6.13〜15、平壌での2泊3日

歓迎の人波に深い感銘
最も必要な相互協力、信頼

鄭夢準・大韓サッカー協会会長


 南北最高位級会談が行われた平壌での2泊3日は、現代史のなかでもめったにお目にかかることのできない「局面の大転換(Volte―face)」の現場を目撃できたという点で、貴重な経験であった。

 金正日国防委員長の空港での出迎えに続き、集まった平壌市民の歓迎の人波には深い感銘を受けた。沿道に出た市民の正確な数に関しては様々な意見があったが、60万人と言えば南の軍人を1ヵ所に集めたのと同じ数なので、その規模がどれほどか分かるだろう。

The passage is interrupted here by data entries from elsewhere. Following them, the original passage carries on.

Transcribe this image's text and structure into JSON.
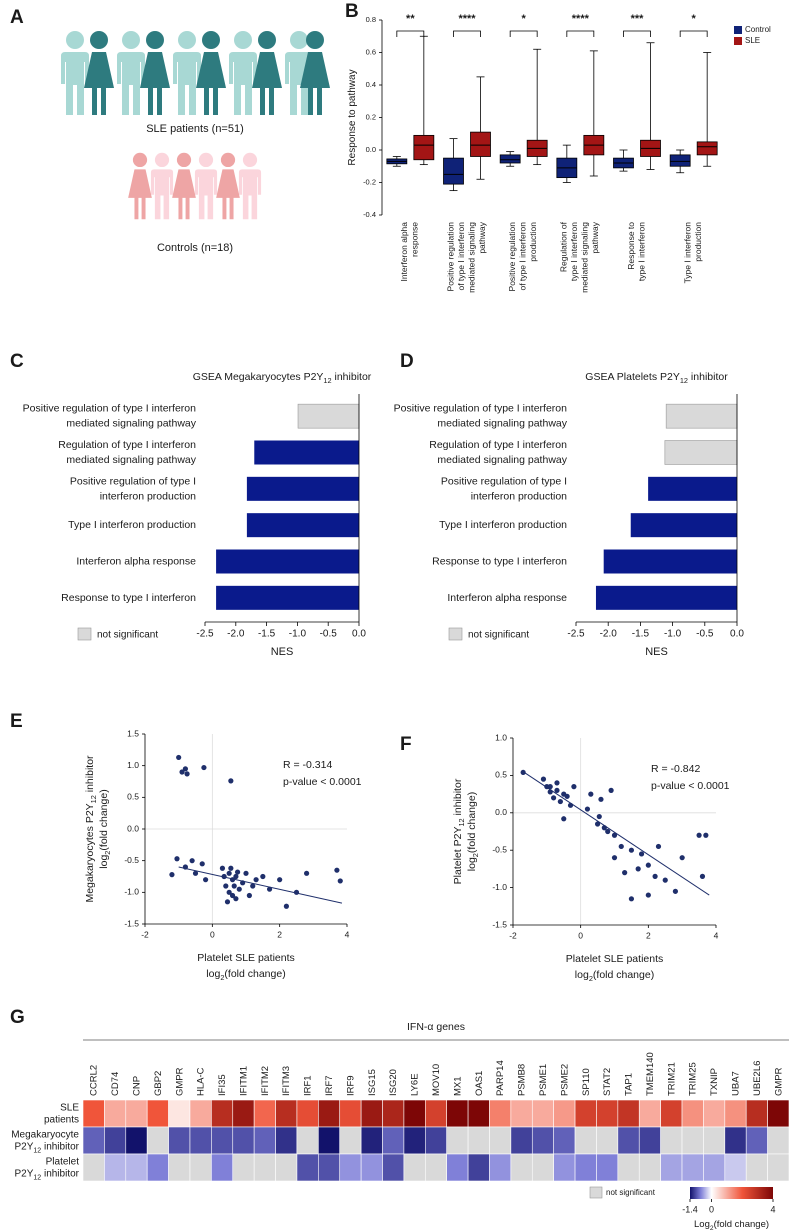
{
  "panel_labels": [
    "A",
    "B",
    "C",
    "D",
    "E",
    "F",
    "G"
  ],
  "panel_a": {
    "patients_label": "SLE patients (n=51)",
    "controls_label": "Controls (n=18)"
  },
  "chart_data": [
    {
      "type": "box",
      "y_label": "Response to pathway",
      "categories": [
        [
          "Interferon alpha",
          "response"
        ],
        [
          "Positive regulation",
          "of type I interferon",
          "mediated signaling",
          "pathway"
        ],
        [
          "Positive regulation",
          "of type I interferon",
          "production"
        ],
        [
          "Regulation of",
          "type I interferon",
          "mediated signaling",
          "pathway"
        ],
        [
          "Response to",
          "type I interferon"
        ],
        [
          "Type I interferon",
          "production"
        ]
      ],
      "significance": [
        "**",
        "****",
        "*",
        "****",
        "***",
        "*"
      ],
      "ylim": [
        -0.4,
        0.8
      ],
      "yticks": [
        -0.4,
        -0.2,
        {
          "value": 0,
          "label": "0.0"
        },
        0.2,
        0.4,
        0.6,
        0.8
      ],
      "legend": "upper right",
      "series": [
        {
          "name": "Control",
          "color": "#0f2277",
          "min": [
            -0.1,
            -0.25,
            -0.1,
            -0.2,
            -0.13,
            -0.14
          ],
          "q1": [
            -0.085,
            -0.21,
            -0.08,
            -0.17,
            -0.11,
            -0.1
          ],
          "median": [
            -0.07,
            -0.15,
            -0.06,
            -0.11,
            -0.08,
            -0.07
          ],
          "q3": [
            -0.055,
            -0.05,
            -0.03,
            -0.05,
            -0.05,
            -0.03
          ],
          "max": [
            -0.04,
            0.07,
            -0.01,
            0.03,
            0.0,
            0.0
          ]
        },
        {
          "name": "SLE",
          "color": "#a31515",
          "min": [
            -0.09,
            -0.18,
            -0.09,
            -0.16,
            -0.12,
            -0.1
          ],
          "q1": [
            -0.06,
            -0.04,
            -0.04,
            -0.03,
            -0.04,
            -0.03
          ],
          "median": [
            0.03,
            0.03,
            0.01,
            0.03,
            0.01,
            0.02
          ],
          "q3": [
            0.09,
            0.11,
            0.06,
            0.09,
            0.06,
            0.05
          ],
          "max": [
            0.7,
            0.45,
            0.62,
            0.61,
            0.66,
            0.6
          ]
        }
      ]
    },
    {
      "type": "barh",
      "title": [
        [
          "GSEA Megakaryocytes P2Y",
          "12",
          " inhibitor"
        ]
      ],
      "x_label": "NES",
      "categories": [
        [
          "Positive regulation of type I interferon",
          "mediated signaling pathway"
        ],
        [
          "Regulation of type I interferon",
          "mediated signaling pathway"
        ],
        [
          "Positive regulation of type I",
          "interferon production"
        ],
        "Type I interferon production",
        "Interferon alpha response",
        "Response to type I interferon"
      ],
      "values": [
        -0.99,
        -1.7,
        -1.82,
        -1.82,
        -2.32,
        -2.32
      ],
      "significant": [
        false,
        true,
        true,
        true,
        true,
        true
      ],
      "color": "#0a1a8c",
      "ns_color": "#d9d9d9",
      "ns_label": "not significant",
      "xlim": [
        -2.5,
        0
      ],
      "xticks": [
        -2.5,
        {
          "value": -2,
          "label": "-2.0"
        },
        -1.5,
        {
          "value": -1,
          "label": "-1.0"
        },
        -0.5,
        {
          "value": 0,
          "label": "0.0"
        }
      ]
    },
    {
      "type": "barh",
      "title": [
        [
          "GSEA Platelets P2Y",
          "12",
          " inhibitor"
        ]
      ],
      "x_label": "NES",
      "categories": [
        [
          "Positive regulation of type I interferon",
          "mediated signaling pathway"
        ],
        [
          "Regulation of type I interferon",
          "mediated signaling pathway"
        ],
        [
          "Positive regulation of type I",
          "interferon production"
        ],
        "Type I interferon production",
        "Response to type I interferon",
        "Interferon alpha response"
      ],
      "values": [
        -1.1,
        -1.12,
        -1.38,
        -1.65,
        -2.07,
        -2.19
      ],
      "significant": [
        false,
        false,
        true,
        true,
        true,
        true
      ],
      "color": "#0a1a8c",
      "ns_color": "#d9d9d9",
      "ns_label": "not significant",
      "xlim": [
        -2.5,
        0
      ],
      "xticks": [
        -2.5,
        {
          "value": -2,
          "label": "-2.0"
        },
        -1.5,
        {
          "value": -1,
          "label": "-1.0"
        },
        -0.5,
        {
          "value": 0,
          "label": "0.0"
        }
      ]
    },
    {
      "type": "scatter",
      "annotations": [
        "R = -0.314",
        "p-value < 0.0001"
      ],
      "x_label": [
        "Platelet SLE patients",
        [
          "log",
          "2",
          "(fold change)"
        ]
      ],
      "y_label": [
        [
          "Megakaryocytes P2Y",
          "12",
          " inhibitor"
        ],
        [
          "log",
          "2",
          "(fold change)"
        ]
      ],
      "x": [
        -1,
        -0.8,
        -0.9,
        -0.75,
        -0.25,
        0.55,
        -1.05,
        -0.6,
        -0.3,
        -0.5,
        -1.2,
        -0.8,
        0.3,
        0.5,
        0.6,
        0.4,
        0.7,
        0.8,
        0.5,
        0.6,
        0.9,
        1.0,
        1.2,
        1.3,
        1.5,
        1.7,
        2.0,
        2.2,
        2.5,
        2.8,
        3.8,
        3.7,
        0.45,
        0.7,
        1.1,
        -0.2,
        0.35,
        0.55,
        0.75,
        0.65
      ],
      "y": [
        1.13,
        0.95,
        0.9,
        0.87,
        0.97,
        0.76,
        -0.47,
        -0.5,
        -0.55,
        -0.7,
        -0.72,
        -0.6,
        -0.62,
        -0.7,
        -0.8,
        -0.9,
        -0.75,
        -0.95,
        -1.0,
        -1.05,
        -0.85,
        -0.7,
        -0.9,
        -0.8,
        -0.75,
        -0.95,
        -0.8,
        -1.22,
        -1.0,
        -0.7,
        -0.82,
        -0.65,
        -1.15,
        -1.1,
        -1.05,
        -0.8,
        -0.75,
        -0.62,
        -0.68,
        -0.9
      ],
      "fit": {
        "x": [
          -1,
          3.85
        ],
        "y": [
          -0.6,
          -1.17
        ]
      },
      "color": "#1f2f6b",
      "xlim": [
        -2,
        4
      ],
      "xticks": [
        -2,
        0,
        2,
        4
      ],
      "ylim": [
        -1.5,
        1.5
      ],
      "yticks": [
        -1.5,
        {
          "value": -1,
          "label": "-1.0"
        },
        -0.5,
        {
          "value": 0,
          "label": "0.0"
        },
        0.5,
        {
          "value": 1,
          "label": "1.0"
        },
        1.5
      ],
      "zero_lines": true
    },
    {
      "type": "scatter",
      "annotations": [
        "R = -0.842",
        "p-value < 0.0001"
      ],
      "x_label": [
        "Platelet SLE patients",
        [
          "log",
          "2",
          "(fold change)"
        ]
      ],
      "y_label": [
        [
          "Platelet P2Y",
          "12",
          " inhibitor"
        ],
        [
          "log",
          "2",
          "(fold change)"
        ]
      ],
      "x": [
        -1.7,
        -1.0,
        -0.9,
        -0.7,
        -0.5,
        -0.8,
        -0.6,
        -0.4,
        -1.1,
        -0.3,
        -0.5,
        0.3,
        0.6,
        0.9,
        0.5,
        0.7,
        0.8,
        1.0,
        1.2,
        1.5,
        1.8,
        2.0,
        2.2,
        2.5,
        2.0,
        1.5,
        3.0,
        3.5,
        3.7,
        3.6,
        2.8,
        1.3,
        -0.2,
        -0.7,
        0.55,
        1.0,
        1.7,
        2.3,
        0.2,
        -0.9
      ],
      "y": [
        0.54,
        0.35,
        0.28,
        0.3,
        0.25,
        0.2,
        0.15,
        0.22,
        0.45,
        0.1,
        -0.08,
        0.25,
        0.18,
        0.3,
        -0.15,
        -0.2,
        -0.25,
        -0.3,
        -0.45,
        -0.5,
        -0.55,
        -0.7,
        -0.85,
        -0.9,
        -1.1,
        -1.15,
        -0.6,
        -0.3,
        -0.3,
        -0.85,
        -1.05,
        -0.8,
        0.35,
        0.4,
        -0.05,
        -0.6,
        -0.75,
        -0.45,
        0.05,
        0.35
      ],
      "fit": {
        "x": [
          -1.7,
          3.8
        ],
        "y": [
          0.55,
          -1.1
        ]
      },
      "color": "#1f2f6b",
      "xlim": [
        -2,
        4
      ],
      "xticks": [
        -2,
        0,
        2,
        4
      ],
      "ylim": [
        -1.5,
        1
      ],
      "yticks": [
        -1.5,
        {
          "value": -1,
          "label": "-1.0"
        },
        -0.5,
        {
          "value": 0,
          "label": "0.0"
        },
        0.5,
        {
          "value": 1,
          "label": "1.0"
        }
      ],
      "zero_lines": true
    },
    {
      "type": "heatmap",
      "header": "IFN-α genes",
      "categories": [
        "CCRL2",
        "CD74",
        "CNP",
        "GBP2",
        "GMPR",
        "HLA-C",
        "IFI35",
        "IFITM1",
        "IFITM2",
        "IFITM3",
        "IRF1",
        "IRF7",
        "IRF9",
        "ISG15",
        "ISG20",
        "LY6E",
        "MOV10",
        "MX1",
        "OAS1",
        "PARP14",
        "PSMB8",
        "PSME1",
        "PSME2",
        "SP110",
        "STAT2",
        "TAP1",
        "TMEM140",
        "TRIM21",
        "TRIM25",
        "TXNIP",
        "UBA7",
        "UBE2L6",
        "GMPR"
      ],
      "rows": [
        [
          "SLE",
          "patients"
        ],
        [
          "Megakaryocyte",
          [
            "P2Y",
            "12",
            " inhibitor"
          ]
        ],
        [
          "Platelet",
          [
            "P2Y",
            "12",
            " inhibitor"
          ]
        ]
      ],
      "values": [
        [
          2.0,
          1.0,
          1.0,
          2.0,
          0.3,
          1.0,
          3.0,
          3.5,
          1.8,
          3.0,
          2.2,
          3.5,
          2.2,
          3.5,
          3.2,
          4.0,
          2.5,
          4.0,
          4.0,
          1.5,
          1.0,
          1.0,
          1.2,
          2.5,
          2.5,
          2.8,
          1.0,
          2.5,
          1.3,
          1.0,
          1.3,
          3.0,
          4.0
        ],
        [
          -0.9,
          -1.1,
          -1.4,
          null,
          -1.0,
          -1.0,
          -1.0,
          -1.0,
          -0.9,
          -1.2,
          null,
          -1.4,
          null,
          -1.3,
          -0.9,
          -1.3,
          -1.1,
          null,
          null,
          null,
          -1.1,
          -1.0,
          -0.9,
          null,
          null,
          -1.0,
          -1.1,
          null,
          null,
          null,
          -1.2,
          -0.9,
          null
        ],
        [
          null,
          -0.4,
          -0.4,
          -0.7,
          null,
          null,
          -0.7,
          null,
          null,
          null,
          -1.0,
          -1.0,
          -0.6,
          -0.6,
          -1.0,
          null,
          null,
          -0.7,
          -1.1,
          -0.6,
          null,
          null,
          -0.6,
          -0.7,
          -0.7,
          null,
          null,
          -0.5,
          -0.5,
          -0.5,
          -0.3,
          null,
          null
        ]
      ],
      "ns_color": "#d9d9d9",
      "ns_label": "not significant",
      "clim": [
        -1.4,
        4
      ],
      "cticks": [
        -1.4,
        0,
        4
      ],
      "colorbar_label": [
        [
          "Log",
          "2",
          "(fold change)"
        ]
      ],
      "neg_colors": [
        "#ffffff",
        "#8080d8",
        "#12126b"
      ],
      "pos_colors": [
        "#ffffff",
        "#f0553a",
        "#7d0606"
      ]
    }
  ]
}
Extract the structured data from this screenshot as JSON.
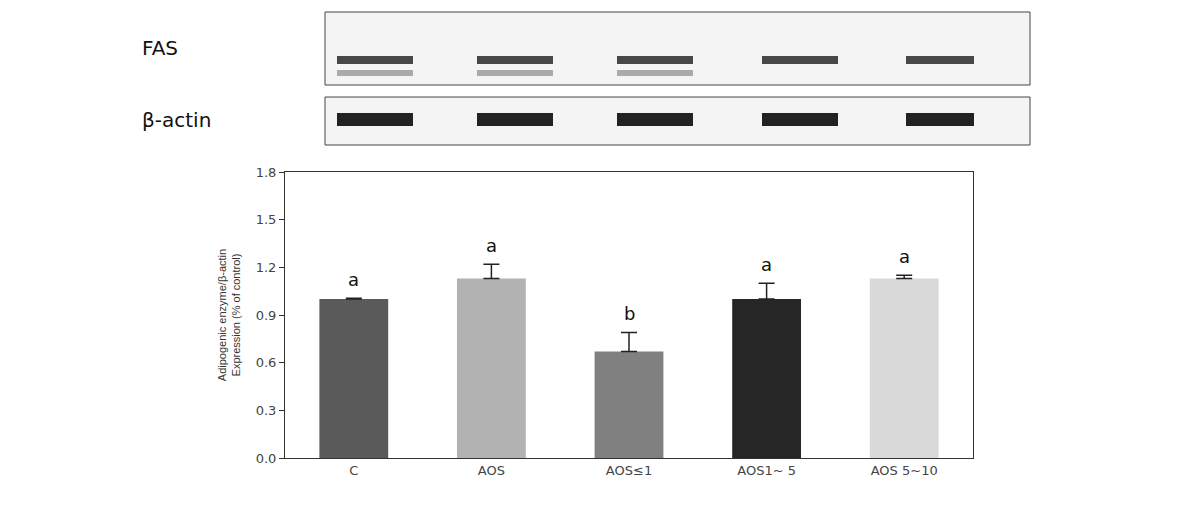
{
  "chart_data": {
    "type": "bar",
    "categories": [
      "C",
      "AOS",
      "AOS≤1",
      "AOS1~ 5",
      "AOS 5~10"
    ],
    "values": [
      1.0,
      1.13,
      0.67,
      1.0,
      1.13
    ],
    "errors": [
      0.005,
      0.09,
      0.12,
      0.1,
      0.02
    ],
    "colors": [
      "#5a5a5a",
      "#b2b2b2",
      "#808080",
      "#262626",
      "#d9d9d9"
    ],
    "ylabel": [
      "Adipogenic enzyme/β-actin",
      "Expression (% of control)"
    ],
    "ylim": [
      0,
      1.8
    ],
    "yticks": [
      {
        "value": 0,
        "label": "0.0"
      },
      0.3,
      0.6,
      0.9,
      1.2,
      1.5,
      1.8
    ],
    "grid": false,
    "annotations": [
      {
        "category": "C",
        "text": "a"
      },
      {
        "category": "AOS",
        "text": "a"
      },
      {
        "category": "AOS≤1",
        "text": "b"
      },
      {
        "category": "AOS1~ 5",
        "text": "a"
      },
      {
        "category": "AOS 5~10",
        "text": "a"
      }
    ]
  },
  "blot": {
    "rows": [
      {
        "label": "FAS"
      },
      {
        "label": "β-actin"
      }
    ]
  }
}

 私の宿泊したチュアム招待所は、大同江と平壌市内を一望できる景色のきれいな場所にあった。大同江に並ぶ丘陵を上がっていくと乙密台があり、そこからさらに行くと、チュアム招待所がある。平壌は、世界の他の都市のように広大な平野の真ん中に作られた都市で、その漢字の意味の通り、「平らに広がる都市」という印象が深かった。

 私が昨年末に平壌に行った際、案内員が「平壌の春夏はパリのような美しさだ」と誇らしげに語っていた。その通り、6月の平壌は木々があふれ街並みが整然としており、都市全体が公園のような印象を受けた。アジアサッカー連盟(AFC)のピーター・ベラタン事務総長は、平壌にしばしば訪れた際に金日成主席とも会ったこともあるが、その時に平壌の美しさをオーストリアのウィーンと比べたこともあったという。



 チュアム招待所からは綾羅島(5.1)競技場も見下ろすことができた。15万人を収容できる世界最大級の競技場で2002年ワールドカップの競技中一部を開催しよう、というのが南側の提案だ。ワールドカップ予選の2試合を開催するだけでも30万人の観衆を動員できる。この案に当初、ブラッター国際サッカー連盟(FIFA)会長と南の人士は懐疑的な反応を見せた。北側も「なぜ32競技中2競技だけを北でするのか、日本と共同開催するので参与はできない」と難色を示した。

 しかし今回の実務協議で北側は、「原則的に賛成し、南北最高位級が合意し、指示さえ下せば不可能なことではない」との立場を明らかにした。大きな前進であった。



 今回の訪北で受けた印象のなかで記憶に残るのは、北がすべてにおいて堂々としているように見えた、という点だが、これはとても幸いなことだ。南北関係を改善して行くにあたり、そのどちらか一方でも自信がないとしたら、事はうまく行かない。

 今回の最高位級会談で始まった局面の変化はまさに、心を込めて布石を敷いていく作業だと言える。双方が共に協力するという互恵的な姿勢と、相互の信頼が最も必要とされる時である。